A LAND pair consists of a primary and secondary path where: - They connect different destination nodes. - They are node-disjoint (except the source). - They are link-disjoint.
- Return type:
DataFrame
Args:#
- src_list (List[int]):
List of source node IDs to process.
- candidate_paths_sorted (pd.DataFrame):
DataFrame of candidate paths. Must include columns: [‘src_node’, ‘dest_node’, ‘nodes’, ‘links’, ‘index’, ‘distance’, ‘num_hops’].
- num_pairs (int):
Maximum number of disjoint pairs to return per source node.
Output:#
- pd.DataFrame:
DataFrame with columns: [‘primary_path_IDx’, ‘secondary_path_IDx’, ‘numHops_secondary’, ‘distance_secondary’, ‘src_node’]
Example
>>> # Sort the candidate paths by number of hops and distance >>> K_path_attributes_df_sorted = K_path_attributes_df.groupby( ... ['src_node'], group_keys = False).apply( ... lambda x: x.sort_values(['num_hops', 'distance']) ... )
>>> # Find 1 disjoint pairs for each source node >>> pairs_disjoint = net.land_pair_finder( ... src_nodes, ... K_path_attributes_df_sorted, ... num_pairs = 1 ... )
Key Methods#
``__init__(topology_name)`` Initializes the network with a given name and hierarchical structure.

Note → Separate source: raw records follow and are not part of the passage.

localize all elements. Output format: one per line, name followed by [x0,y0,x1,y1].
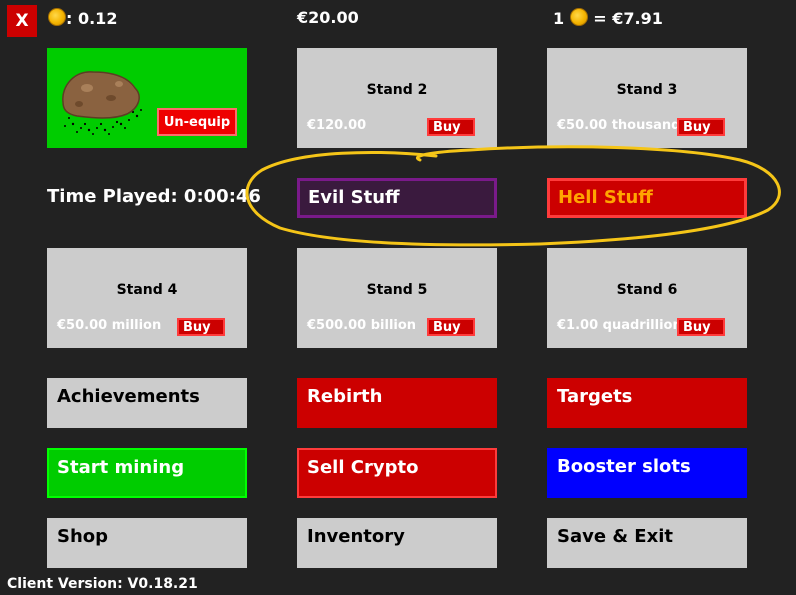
stand-price: €50.00 thousand [557,118,681,133]
stand-price: €50.00 million [57,318,162,333]
exchange-rate: 1 = €7.91 [553,8,663,28]
time-played: Time Played: 0:00:46 [47,186,261,207]
coin-icon [48,8,66,26]
shop-button[interactable]: Shop [47,518,247,568]
stand-6-card: Stand 6 €1.00 quadrillion Buy [547,248,747,348]
stand-2-card: Stand 2 €120.00 Buy [297,48,497,148]
stand-title: Stand 4 [116,282,178,298]
evil-stuff-button[interactable]: Evil Stuff [297,178,497,218]
client-version: Client Version: V0.18.21 [7,576,198,592]
achievements-button[interactable]: Achievements [47,378,247,428]
buy-button[interactable]: Buy [427,318,475,336]
stand-title: Stand 5 [366,282,428,298]
equipped-stand-slot: Un-equip [47,48,247,148]
stand-4-card: Stand 4 €50.00 million Buy [47,248,247,348]
inventory-button[interactable]: Inventory [297,518,497,568]
stand-price: €120.00 [307,118,367,133]
targets-button[interactable]: Targets [547,378,747,428]
buy-button[interactable]: Buy [677,118,725,136]
stand-title: Stand 6 [616,282,678,298]
crypto-balance-value: : 0.12 [66,9,118,28]
stand-5-card: Stand 5 €500.00 billion Buy [297,248,497,348]
stand-title: Stand 2 [366,82,428,98]
rebirth-button[interactable]: Rebirth [297,378,497,428]
rate-prefix: 1 [553,9,565,28]
buy-button[interactable]: Buy [677,318,725,336]
buy-button[interactable]: Buy [427,118,475,136]
stand-title: Stand 3 [616,82,678,98]
save-exit-button[interactable]: Save & Exit [547,518,747,568]
stand-3-card: Stand 3 €50.00 thousand Buy [547,48,747,148]
hell-stuff-button[interactable]: Hell Stuff [547,178,747,218]
start-mining-button[interactable]: Start mining [47,448,247,498]
coin-icon [569,8,588,26]
money-balance: €20.00 [297,8,359,27]
rate-value: = €7.91 [593,9,663,28]
close-button[interactable]: X [7,5,37,37]
crypto-balance: : 0.12 [48,8,117,28]
stand-price: €500.00 billion [307,318,417,333]
stand-price: €1.00 quadrillion [557,318,682,333]
booster-slots-button[interactable]: Booster slots [547,448,747,498]
rock-icon [62,71,142,135]
unequip-button[interactable]: Un-equip [157,108,237,136]
buy-button[interactable]: Buy [177,318,225,336]
sell-crypto-button[interactable]: Sell Crypto [297,448,497,498]
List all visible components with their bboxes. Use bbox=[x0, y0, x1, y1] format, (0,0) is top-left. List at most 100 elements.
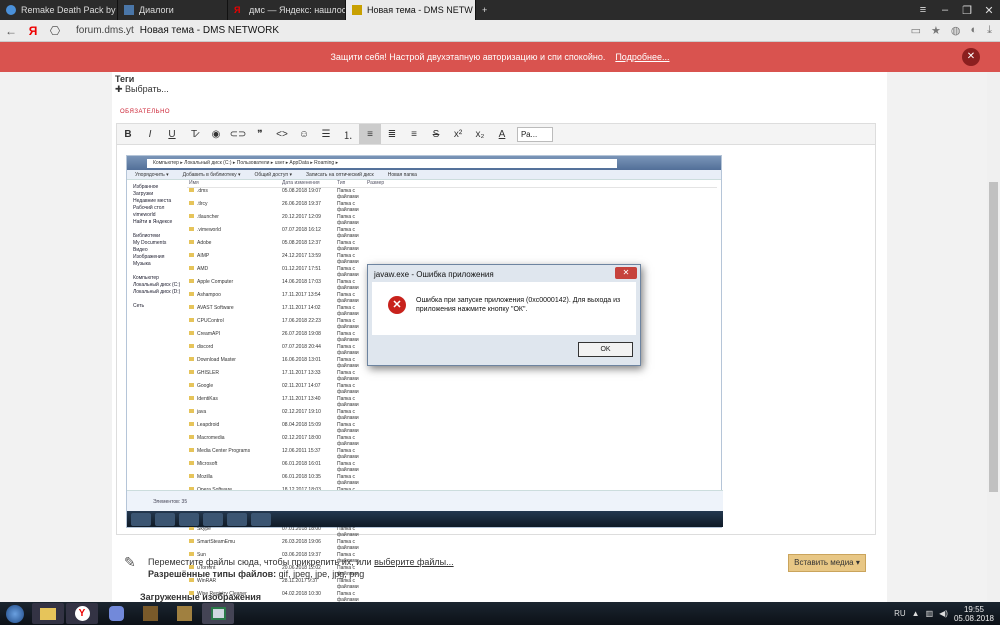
align-center-icon[interactable]: ≣ bbox=[381, 124, 403, 144]
banner-close-icon[interactable]: ✕ bbox=[962, 48, 980, 66]
explorer-nav-item[interactable]: Компьютер bbox=[133, 275, 185, 282]
explorer-nav-item[interactable]: Изображения bbox=[133, 254, 185, 261]
yandex-logo[interactable]: Я bbox=[22, 24, 44, 38]
file-date: 04.02.2018 10:30 bbox=[282, 590, 321, 597]
clock[interactable]: 19:55 05.08.2018 bbox=[954, 605, 994, 623]
dialog-close-icon[interactable]: ✕ bbox=[615, 267, 637, 279]
strike-icon[interactable]: S bbox=[425, 124, 447, 144]
align-left-icon[interactable]: ≡ bbox=[359, 124, 381, 144]
close-icon[interactable]: ✕ bbox=[978, 0, 1000, 20]
explorer-nav-item[interactable]: Загрузки bbox=[133, 191, 185, 198]
file-row[interactable]: Mozilla 06.01.2018 10:35 Папка с файлами bbox=[187, 474, 717, 487]
minimize-icon[interactable]: – bbox=[934, 0, 956, 20]
file-row[interactable]: Microsoft 06.01.2018 16:01 Папка с файлами bbox=[187, 461, 717, 474]
file-row[interactable]: .dms 05.08.2018 19:07 Папка с файлами bbox=[187, 188, 717, 201]
download-icon[interactable]: ⤓ bbox=[987, 24, 992, 37]
taskbar-app-icon[interactable] bbox=[168, 603, 200, 624]
file-name: Media Center Programs bbox=[197, 447, 251, 454]
explorer-nav-item[interactable]: Недавние места bbox=[133, 198, 185, 205]
numbered-list-icon[interactable]: ⒈ bbox=[337, 124, 359, 144]
restore-icon[interactable]: ❐ bbox=[956, 0, 978, 20]
scrollbar-thumb[interactable] bbox=[989, 182, 998, 492]
taskbar-explorer-icon[interactable] bbox=[32, 603, 64, 624]
smiley-icon[interactable]: ☺ bbox=[293, 124, 315, 144]
language-indicator[interactable]: RU bbox=[894, 609, 906, 618]
bold-icon[interactable]: B bbox=[117, 124, 139, 144]
taskbar-game-icon[interactable] bbox=[134, 603, 166, 624]
url-text[interactable]: forum.dms.yt bbox=[76, 25, 134, 36]
font-size-select[interactable]: Ра... bbox=[517, 126, 553, 142]
file-row[interactable]: Wise Registry Cleaner 04.02.2018 10:30 Пап… bbox=[187, 590, 717, 602]
file-row[interactable]: .tlauncher 20.12.2017 12:09 Папка с файлам… bbox=[187, 214, 717, 227]
tray-arrow-icon[interactable]: ▲ bbox=[912, 609, 920, 618]
explorer-menu-item[interactable]: Добавить в библиотеку ▾ bbox=[183, 172, 241, 178]
file-row[interactable]: Google 02.11.2017 14:07 Папка с файлами bbox=[187, 383, 717, 396]
tab-remake-death-pack[interactable]: Remake Death Pack by Fishe bbox=[0, 0, 118, 20]
reader-icon[interactable]: ▭ bbox=[911, 24, 921, 37]
file-date: 06.01.2018 16:01 bbox=[282, 460, 321, 467]
file-row[interactable]: Adobe 05.08.2018 12:37 Папка с файлами bbox=[187, 240, 717, 253]
file-type: Папка с файлами bbox=[337, 447, 359, 461]
dialog-ok-button[interactable]: OK bbox=[578, 342, 633, 357]
file-row[interactable]: Skype 07.01.2018 18:00 Папка с файлами bbox=[187, 526, 717, 539]
explorer-nav-item[interactable]: Рабочий стол bbox=[133, 205, 185, 212]
tab-dialogs[interactable]: Диалоги bbox=[118, 0, 228, 20]
taskbar-discord-icon[interactable] bbox=[100, 603, 132, 624]
text-color-icon[interactable]: A bbox=[491, 124, 513, 144]
file-row[interactable]: GHISLER 17.11.2017 13:33 Папка с файлами bbox=[187, 370, 717, 383]
link-icon[interactable]: ⊂⊃ bbox=[227, 124, 249, 144]
explorer-menu-item[interactable]: Новая папка bbox=[388, 172, 417, 178]
align-right-icon[interactable]: ≡ bbox=[403, 124, 425, 144]
back-icon[interactable]: ← bbox=[0, 24, 22, 38]
superscript-icon[interactable]: x² bbox=[447, 124, 469, 144]
explorer-nav-item[interactable]: Найти в Яндексе bbox=[133, 219, 185, 226]
file-row[interactable]: .vimeworld 07.07.2018 16:12 Папка с файлам… bbox=[187, 227, 717, 240]
globe-icon[interactable]: ◍ bbox=[951, 24, 961, 37]
banner-more-link[interactable]: Подробнее... bbox=[615, 52, 669, 62]
file-row[interactable]: Media Center Programs 12.06.2011 15:37 Пап… bbox=[187, 448, 717, 461]
explorer-menu-item[interactable]: Общий доступ ▾ bbox=[255, 172, 293, 178]
explorer-nav-item[interactable]: Сеть bbox=[133, 303, 185, 310]
menu-icon[interactable]: ≡ bbox=[912, 0, 934, 20]
tab-new-topic[interactable]: Новая тема - DMS NETW✕ bbox=[346, 0, 476, 20]
file-row[interactable]: java 02.12.2017 19:10 Папка с файлами bbox=[187, 409, 717, 422]
tags-pick-button[interactable]: ✚ Выбрать... bbox=[115, 84, 169, 95]
explorer-nav-item[interactable]: Музыка bbox=[133, 261, 185, 268]
file-row[interactable]: .tlrcy 26.06.2018 19:37 Папка с файлами bbox=[187, 201, 717, 214]
new-tab-button[interactable]: + bbox=[476, 0, 496, 20]
explorer-nav-item[interactable]: My Documents bbox=[133, 240, 185, 247]
lock-icon[interactable]: ⎔ bbox=[44, 24, 66, 38]
bookmark-icon[interactable]: ★ bbox=[931, 24, 941, 37]
file-row[interactable]: SmartSteamEmu 26.03.2018 19:06 Папка с фай… bbox=[187, 539, 717, 552]
extension-icon[interactable]: ◐ bbox=[970, 24, 977, 37]
network-icon[interactable]: ▥ bbox=[926, 609, 934, 618]
spoiler-icon[interactable]: ◉ bbox=[205, 124, 227, 144]
subscript-icon[interactable]: x₂ bbox=[469, 124, 491, 144]
explorer-nav-item[interactable]: Избранное bbox=[133, 184, 185, 191]
clear-format-icon[interactable]: T̷ bbox=[183, 124, 205, 144]
explorer-nav-item[interactable]: Видео bbox=[133, 247, 185, 254]
underline-icon[interactable]: U bbox=[161, 124, 183, 144]
insert-media-button[interactable]: Вставить медиа ▾ bbox=[788, 554, 866, 572]
choose-files-link[interactable]: выберите файлы... bbox=[374, 557, 454, 567]
page-content: Теги ✚ Выбрать... ОБЯЗАТЕЛЬНО B I U T̷ ◉… bbox=[0, 72, 987, 602]
taskbar-yandex-browser-icon[interactable]: Y bbox=[66, 603, 98, 624]
explorer-nav-item[interactable]: Библиотеки bbox=[133, 233, 185, 240]
volume-icon[interactable]: ◀) bbox=[939, 609, 948, 618]
tab-yandex-search[interactable]: Ядмс — Яндекс: нашлось 45 bbox=[228, 0, 346, 20]
explorer-menu-item[interactable]: Упорядочить ▾ bbox=[135, 172, 169, 178]
page-scrollbar[interactable] bbox=[987, 72, 1000, 602]
bullet-list-icon[interactable]: ☰ bbox=[315, 124, 337, 144]
explorer-nav-item[interactable]: Локальный диск (D:) bbox=[133, 289, 185, 296]
file-row[interactable]: IdentiKas 17.11.2017 13:40 Папка с файлами bbox=[187, 396, 717, 409]
start-button[interactable] bbox=[0, 602, 30, 625]
file-row[interactable]: Macromedia 02.12.2017 18:00 Папка с файлам… bbox=[187, 435, 717, 448]
taskbar-window-icon[interactable] bbox=[202, 603, 234, 624]
explorer-nav-item[interactable]: Локальный диск (C:) bbox=[133, 282, 185, 289]
explorer-nav-item[interactable]: vimeworld bbox=[133, 212, 185, 219]
quote-icon[interactable]: ❞ bbox=[249, 124, 271, 144]
explorer-menu-item[interactable]: Записать на оптический диск bbox=[306, 172, 374, 178]
italic-icon[interactable]: I bbox=[139, 124, 161, 144]
code-icon[interactable]: <> bbox=[271, 124, 293, 144]
file-row[interactable]: Leapdroid 08.04.2018 15:09 Папка с файлами bbox=[187, 422, 717, 435]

``load_topology(filepath, matrixName=None)`` Loads the adjacency matrix from a file and converts it to a NetworkX graph. Supports .mat, .npz, and .npy formats.
``define_hierarchy(filepath, matrixName=None)`` Set the hierarchical levels of nodes in the network.
``compute_k_shortest_paths(subnet_matrix, paths, source, target, k=20)`` Compute k-shortest paths between source and target nodes using Yen’s algorithm.
``land_pair_finder(src_list, candidate_paths_sorted, num_pairs)`` Identify link- and node-disjoint path pairs (LAND pairs) for each source node.